While Western donors relished Kibaki’s 6 percent to 7 percent growth rates, the mood on the ground was grim. The fact that Central Province’s milk, tea, and coffee industries surged ahead while other regions remained marginalized did not go unnoticed.

kibakiBoth sides helped whip low-level ethnic resentment into today’s frenzied hatred.

Odinga raised the stakes by preaching majimboism. Majimboism means federalism, a system many might think well-suited to over-centralized Kenya. But to Odinga’s supporters, it was a code word for something very specific: Kikuyus with plots or businesses in non-Kikuyu areas would be forced out and sent “home.”

In Central Province, Kikuyu MPs seized on the majimboist threat to foster a siege mentality. Rumors of a project to slaughter 1 million Kikuyus circulated like wildfire. “The amount of fear-mongering [texts] and e-mails was stupendous,” says Kwamchetsi Makokha, a columnist for the Nation newspaper. “It became a self-fulfilling prophecy. If you set the stage where a single community has isolated itself, what follows is a feeling of resentment by others, of ‘what’s so special about you?’ “

There was nothing random about the violence that exploded with the announcement of a Kibaki win. Deciding that the Kikuyu intended to rule Kenya indefinitely, Luos in the Western town of Kisumu looted Kikuyu shops, while Kalenjin militias drove Kikuyus from Rift Valley farms, settling scores dating back to Kenyatta’s 1970s settlement scheme.

A feared Kikuyu militia, the Mungiki, is now extracting revenge. But as mungiki demand ID cards at roadblocks and members of the “wrong” tribe watch homes go up in smoke, majimboism is being put into crude practice on the ground, decades of Kikuyu expansionism challenged and reversed

Many analysts see the entrepreneurship that defines the Kikuyu experience as the only hope for peace. Holding such a huge stake in the Kenyan economy, the Kikuyu have more to lose from the spiraling anarchy than any other group.

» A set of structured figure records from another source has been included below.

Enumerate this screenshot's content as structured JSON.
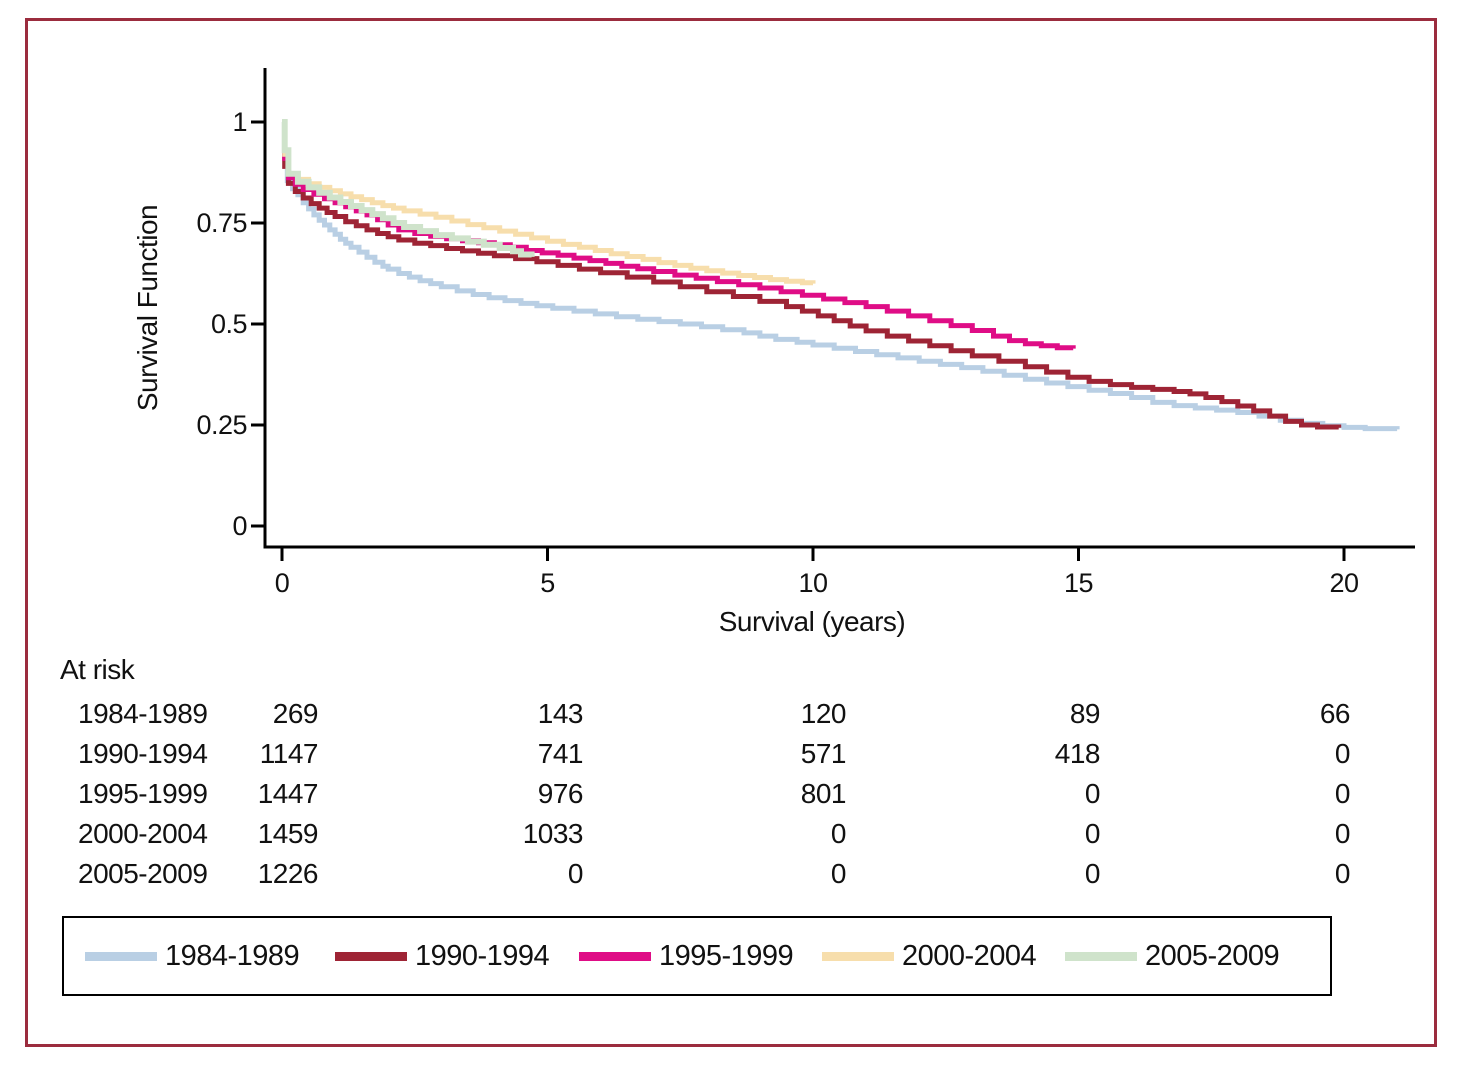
{
  "frame_color": "#9b2c3e",
  "chart_data": {
    "type": "line",
    "subtype": "kaplan-meier-step",
    "title": "",
    "xlabel": "Survival (years)",
    "ylabel": "Survival Function",
    "xlim": [
      0,
      21.5
    ],
    "ylim": [
      0,
      1
    ],
    "x_ticks": [
      0,
      5,
      10,
      15,
      20
    ],
    "x_tick_labels": [
      "0",
      "5",
      "10",
      "15",
      "20"
    ],
    "y_ticks": [
      1,
      0.75,
      0.5,
      0.25,
      0
    ],
    "y_tick_labels": [
      "1",
      "0.75",
      "0.5",
      "0.25",
      "0"
    ],
    "grid": false,
    "legend_position": "bottom-box",
    "axis_color": "#000000",
    "series": [
      {
        "name": "1984-1989",
        "color": "#b9cfe4",
        "line_width": 5,
        "points": [
          [
            0,
            1.0
          ],
          [
            0.05,
            0.92
          ],
          [
            0.1,
            0.855
          ],
          [
            0.2,
            0.835
          ],
          [
            0.3,
            0.82
          ],
          [
            0.4,
            0.8
          ],
          [
            0.5,
            0.785
          ],
          [
            0.6,
            0.77
          ],
          [
            0.7,
            0.757
          ],
          [
            0.8,
            0.745
          ],
          [
            0.9,
            0.733
          ],
          [
            1.0,
            0.722
          ],
          [
            1.1,
            0.71
          ],
          [
            1.2,
            0.7
          ],
          [
            1.3,
            0.69
          ],
          [
            1.45,
            0.678
          ],
          [
            1.6,
            0.665
          ],
          [
            1.75,
            0.653
          ],
          [
            1.9,
            0.643
          ],
          [
            2.0,
            0.636
          ],
          [
            2.2,
            0.625
          ],
          [
            2.4,
            0.616
          ],
          [
            2.6,
            0.607
          ],
          [
            2.8,
            0.6
          ],
          [
            3.0,
            0.592
          ],
          [
            3.3,
            0.582
          ],
          [
            3.6,
            0.573
          ],
          [
            3.9,
            0.565
          ],
          [
            4.2,
            0.558
          ],
          [
            4.5,
            0.551
          ],
          [
            4.8,
            0.545
          ],
          [
            5.1,
            0.539
          ],
          [
            5.5,
            0.532
          ],
          [
            5.9,
            0.525
          ],
          [
            6.3,
            0.518
          ],
          [
            6.7,
            0.512
          ],
          [
            7.1,
            0.506
          ],
          [
            7.5,
            0.5
          ],
          [
            7.9,
            0.493
          ],
          [
            8.3,
            0.486
          ],
          [
            8.7,
            0.478
          ],
          [
            9.0,
            0.47
          ],
          [
            9.3,
            0.462
          ],
          [
            9.7,
            0.455
          ],
          [
            10.0,
            0.448
          ],
          [
            10.4,
            0.44
          ],
          [
            10.8,
            0.432
          ],
          [
            11.2,
            0.424
          ],
          [
            11.6,
            0.416
          ],
          [
            12.0,
            0.408
          ],
          [
            12.4,
            0.4
          ],
          [
            12.8,
            0.392
          ],
          [
            13.2,
            0.383
          ],
          [
            13.6,
            0.373
          ],
          [
            14.0,
            0.363
          ],
          [
            14.4,
            0.354
          ],
          [
            14.8,
            0.345
          ],
          [
            15.2,
            0.336
          ],
          [
            15.6,
            0.328
          ],
          [
            16.0,
            0.318
          ],
          [
            16.4,
            0.306
          ],
          [
            16.8,
            0.298
          ],
          [
            17.2,
            0.292
          ],
          [
            17.6,
            0.287
          ],
          [
            18.0,
            0.281
          ],
          [
            18.4,
            0.272
          ],
          [
            18.8,
            0.262
          ],
          [
            19.2,
            0.254
          ],
          [
            19.6,
            0.248
          ],
          [
            20.0,
            0.244
          ],
          [
            20.4,
            0.241
          ],
          [
            21.0,
            0.239
          ]
        ]
      },
      {
        "name": "1990-1994",
        "color": "#9e2435",
        "line_width": 5,
        "points": [
          [
            0,
            1.0
          ],
          [
            0.05,
            0.89
          ],
          [
            0.12,
            0.848
          ],
          [
            0.25,
            0.828
          ],
          [
            0.4,
            0.812
          ],
          [
            0.55,
            0.798
          ],
          [
            0.7,
            0.787
          ],
          [
            0.85,
            0.776
          ],
          [
            1.0,
            0.766
          ],
          [
            1.2,
            0.753
          ],
          [
            1.4,
            0.743
          ],
          [
            1.6,
            0.733
          ],
          [
            1.8,
            0.724
          ],
          [
            2.0,
            0.716
          ],
          [
            2.2,
            0.708
          ],
          [
            2.5,
            0.7
          ],
          [
            2.8,
            0.694
          ],
          [
            3.1,
            0.687
          ],
          [
            3.4,
            0.681
          ],
          [
            3.7,
            0.675
          ],
          [
            4.0,
            0.669
          ],
          [
            4.4,
            0.662
          ],
          [
            4.8,
            0.654
          ],
          [
            5.2,
            0.645
          ],
          [
            5.6,
            0.636
          ],
          [
            6.0,
            0.627
          ],
          [
            6.5,
            0.616
          ],
          [
            7.0,
            0.604
          ],
          [
            7.5,
            0.592
          ],
          [
            8.0,
            0.58
          ],
          [
            8.5,
            0.568
          ],
          [
            9.0,
            0.556
          ],
          [
            9.5,
            0.543
          ],
          [
            9.8,
            0.532
          ],
          [
            10.1,
            0.52
          ],
          [
            10.4,
            0.508
          ],
          [
            10.7,
            0.495
          ],
          [
            11.0,
            0.483
          ],
          [
            11.4,
            0.47
          ],
          [
            11.8,
            0.458
          ],
          [
            12.2,
            0.446
          ],
          [
            12.6,
            0.434
          ],
          [
            13.0,
            0.421
          ],
          [
            13.5,
            0.408
          ],
          [
            14.0,
            0.394
          ],
          [
            14.4,
            0.381
          ],
          [
            14.8,
            0.368
          ],
          [
            15.2,
            0.358
          ],
          [
            15.6,
            0.35
          ],
          [
            16.0,
            0.343
          ],
          [
            16.4,
            0.338
          ],
          [
            16.8,
            0.333
          ],
          [
            17.1,
            0.327
          ],
          [
            17.4,
            0.318
          ],
          [
            17.7,
            0.308
          ],
          [
            18.0,
            0.297
          ],
          [
            18.3,
            0.285
          ],
          [
            18.6,
            0.272
          ],
          [
            18.9,
            0.259
          ],
          [
            19.2,
            0.25
          ],
          [
            19.5,
            0.245
          ],
          [
            19.9,
            0.243
          ]
        ]
      },
      {
        "name": "1995-1999",
        "color": "#df0d86",
        "line_width": 5,
        "points": [
          [
            0,
            1.0
          ],
          [
            0.05,
            0.91
          ],
          [
            0.12,
            0.862
          ],
          [
            0.25,
            0.846
          ],
          [
            0.4,
            0.833
          ],
          [
            0.6,
            0.821
          ],
          [
            0.8,
            0.81
          ],
          [
            1.0,
            0.8
          ],
          [
            1.2,
            0.79
          ],
          [
            1.4,
            0.78
          ],
          [
            1.6,
            0.77
          ],
          [
            1.8,
            0.758
          ],
          [
            2.0,
            0.745
          ],
          [
            2.2,
            0.733
          ],
          [
            2.5,
            0.724
          ],
          [
            2.8,
            0.717
          ],
          [
            3.1,
            0.711
          ],
          [
            3.4,
            0.706
          ],
          [
            3.7,
            0.701
          ],
          [
            4.0,
            0.696
          ],
          [
            4.3,
            0.69
          ],
          [
            4.6,
            0.682
          ],
          [
            4.9,
            0.676
          ],
          [
            5.2,
            0.67
          ],
          [
            5.5,
            0.663
          ],
          [
            5.8,
            0.657
          ],
          [
            6.1,
            0.65
          ],
          [
            6.4,
            0.643
          ],
          [
            6.7,
            0.637
          ],
          [
            7.0,
            0.63
          ],
          [
            7.4,
            0.621
          ],
          [
            7.8,
            0.613
          ],
          [
            8.2,
            0.605
          ],
          [
            8.6,
            0.597
          ],
          [
            9.0,
            0.589
          ],
          [
            9.4,
            0.58
          ],
          [
            9.8,
            0.571
          ],
          [
            10.2,
            0.562
          ],
          [
            10.6,
            0.553
          ],
          [
            11.0,
            0.543
          ],
          [
            11.4,
            0.532
          ],
          [
            11.8,
            0.52
          ],
          [
            12.2,
            0.508
          ],
          [
            12.6,
            0.496
          ],
          [
            13.0,
            0.484
          ],
          [
            13.4,
            0.47
          ],
          [
            13.7,
            0.459
          ],
          [
            14.0,
            0.451
          ],
          [
            14.3,
            0.446
          ],
          [
            14.6,
            0.441
          ],
          [
            14.9,
            0.439
          ]
        ]
      },
      {
        "name": "2000-2004",
        "color": "#f7deac",
        "line_width": 5,
        "points": [
          [
            0,
            1.0
          ],
          [
            0.05,
            0.92
          ],
          [
            0.12,
            0.872
          ],
          [
            0.3,
            0.858
          ],
          [
            0.5,
            0.847
          ],
          [
            0.7,
            0.838
          ],
          [
            0.9,
            0.83
          ],
          [
            1.1,
            0.822
          ],
          [
            1.3,
            0.815
          ],
          [
            1.5,
            0.808
          ],
          [
            1.7,
            0.8
          ],
          [
            1.9,
            0.793
          ],
          [
            2.1,
            0.787
          ],
          [
            2.3,
            0.78
          ],
          [
            2.6,
            0.772
          ],
          [
            2.9,
            0.764
          ],
          [
            3.2,
            0.755
          ],
          [
            3.5,
            0.746
          ],
          [
            3.8,
            0.738
          ],
          [
            4.1,
            0.73
          ],
          [
            4.4,
            0.722
          ],
          [
            4.7,
            0.713
          ],
          [
            5.0,
            0.705
          ],
          [
            5.3,
            0.697
          ],
          [
            5.6,
            0.69
          ],
          [
            5.9,
            0.682
          ],
          [
            6.2,
            0.674
          ],
          [
            6.5,
            0.667
          ],
          [
            6.8,
            0.66
          ],
          [
            7.1,
            0.652
          ],
          [
            7.4,
            0.645
          ],
          [
            7.7,
            0.638
          ],
          [
            8.0,
            0.632
          ],
          [
            8.3,
            0.626
          ],
          [
            8.6,
            0.62
          ],
          [
            8.9,
            0.615
          ],
          [
            9.2,
            0.61
          ],
          [
            9.5,
            0.606
          ],
          [
            9.8,
            0.602
          ],
          [
            10.0,
            0.6
          ]
        ]
      },
      {
        "name": "2005-2009",
        "color": "#cfe3cb",
        "line_width": 6,
        "points": [
          [
            0,
            1.0
          ],
          [
            0.05,
            0.93
          ],
          [
            0.12,
            0.872
          ],
          [
            0.3,
            0.852
          ],
          [
            0.5,
            0.838
          ],
          [
            0.7,
            0.825
          ],
          [
            0.9,
            0.813
          ],
          [
            1.1,
            0.802
          ],
          [
            1.3,
            0.792
          ],
          [
            1.5,
            0.782
          ],
          [
            1.7,
            0.772
          ],
          [
            1.9,
            0.762
          ],
          [
            2.1,
            0.75
          ],
          [
            2.3,
            0.74
          ],
          [
            2.6,
            0.73
          ],
          [
            2.9,
            0.72
          ],
          [
            3.2,
            0.712
          ],
          [
            3.5,
            0.704
          ],
          [
            3.8,
            0.696
          ],
          [
            4.1,
            0.688
          ],
          [
            4.35,
            0.68
          ],
          [
            4.5,
            0.672
          ],
          [
            4.7,
            0.666
          ]
        ]
      }
    ]
  },
  "at_risk": {
    "title": "At risk",
    "time_points": [
      0,
      5,
      10,
      15,
      20
    ],
    "rows": [
      {
        "label": "1984-1989",
        "values": [
          "269",
          "143",
          "120",
          "89",
          "66"
        ]
      },
      {
        "label": "1990-1994",
        "values": [
          "1147",
          "741",
          "571",
          "418",
          "0"
        ]
      },
      {
        "label": "1995-1999",
        "values": [
          "1447",
          "976",
          "801",
          "0",
          "0"
        ]
      },
      {
        "label": "2000-2004",
        "values": [
          "1459",
          "1033",
          "0",
          "0",
          "0"
        ]
      },
      {
        "label": "2005-2009",
        "values": [
          "1226",
          "0",
          "0",
          "0",
          "0"
        ]
      }
    ]
  },
  "legend": {
    "items": [
      {
        "label": "1984-1989",
        "color": "#b9cfe4"
      },
      {
        "label": "1990-1994",
        "color": "#9e2435"
      },
      {
        "label": "1995-1999",
        "color": "#df0d86"
      },
      {
        "label": "2000-2004",
        "color": "#f7deac"
      },
      {
        "label": "2005-2009",
        "color": "#cfe3cb"
      }
    ]
  }
}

Here in Central Province, a region locked in belligerent memories of its insurgent past, there is little talk of compromise and no criticism of Kibaki. Growing ever further into a kikuyu nationalism, James Wanyaga, Nyeri’s former mayor, told me. “We can forget about the Luos and put our security machinery into Rift Valley, just as your people did under colonialism. And we would get on very well.” The price of Kikuyu hegemony has already proved greater than anyone wants to pay.